How Are You Tending to the Soil of Your Life?
Growing up, I discovered the five steps of successful gardening: 1. Plant seeds. 2. Water. 3. Provide sunlight. 4. Add compost. 5. Weed.
But there’s one more essential step: Sift the soil.
Adding compost may enrich the soil, but it doesn’t address a major problem that can easily spread: the hidden rhizomes proliferating underground. A soil sifter solves that.
Rhizomes are different than roots. A weed with a root can be dug up, but a rhizome easily breaks off. It’s a weed that spreads horizontally underground. You may get part of it and not realize that there’s more.
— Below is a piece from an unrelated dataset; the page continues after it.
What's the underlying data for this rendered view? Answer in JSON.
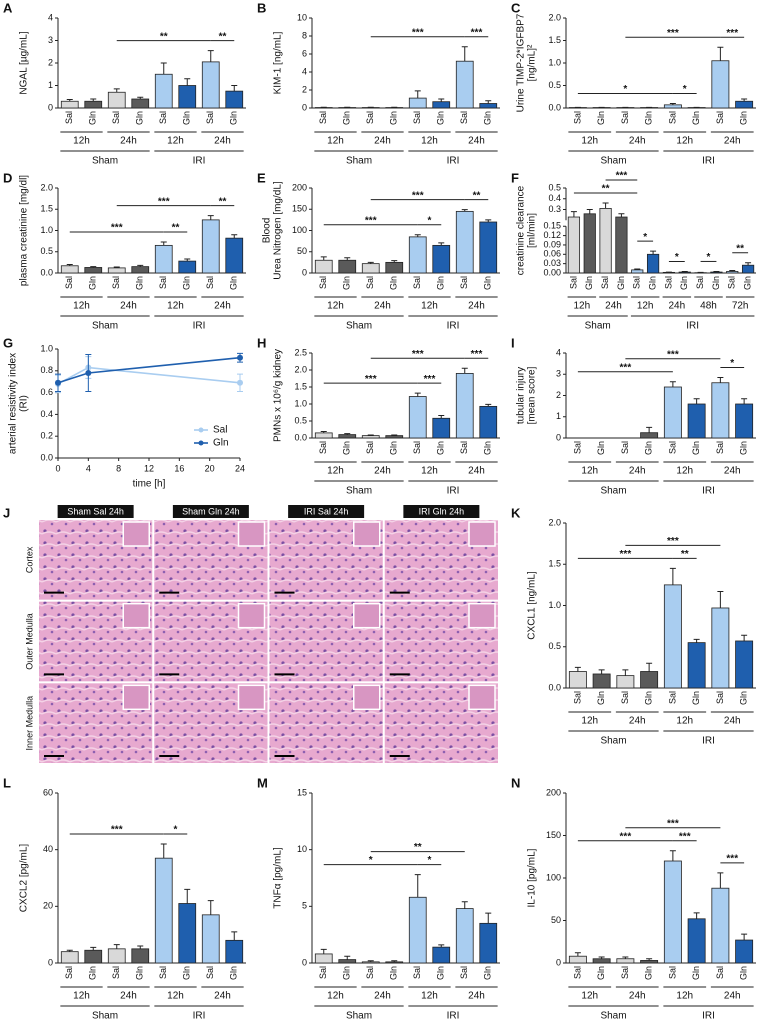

That’s where a soil sifter comes in.
With a soil sifter, you dig up large parts of the dirt and dump them on top of the soil sifter. Then you “sift” through the soil so that the good, rich soil falls through the sieve while all the rock, sand, debris, roots, and rhizomes remain on top.
You toss the harmful stuff and keep the rich soil. Then you sift more soil…until your dirt transforms into a rich environment for growth.
Invasive species spread via rhizomes, such as kudzu (the vine that ate the south), Japanese knotweed (known as the Godzilla weed that grows through concrete), and Creeping Charlie. Unfortunately, some people like certain invasive species, such as English ivy, Lily of the valley, Chinese lanterns, and tansy because they look nice. But these weeds bulldoze over everything in their way, including the flowers you plant.
As I sift the soil in my yard, I wonder, “How do I tend to the soil of my life? How can I separate the invasive species that are trying to take over everything and reclaim the rich soil that helps me thrive?”
Good questions to sift through over and over.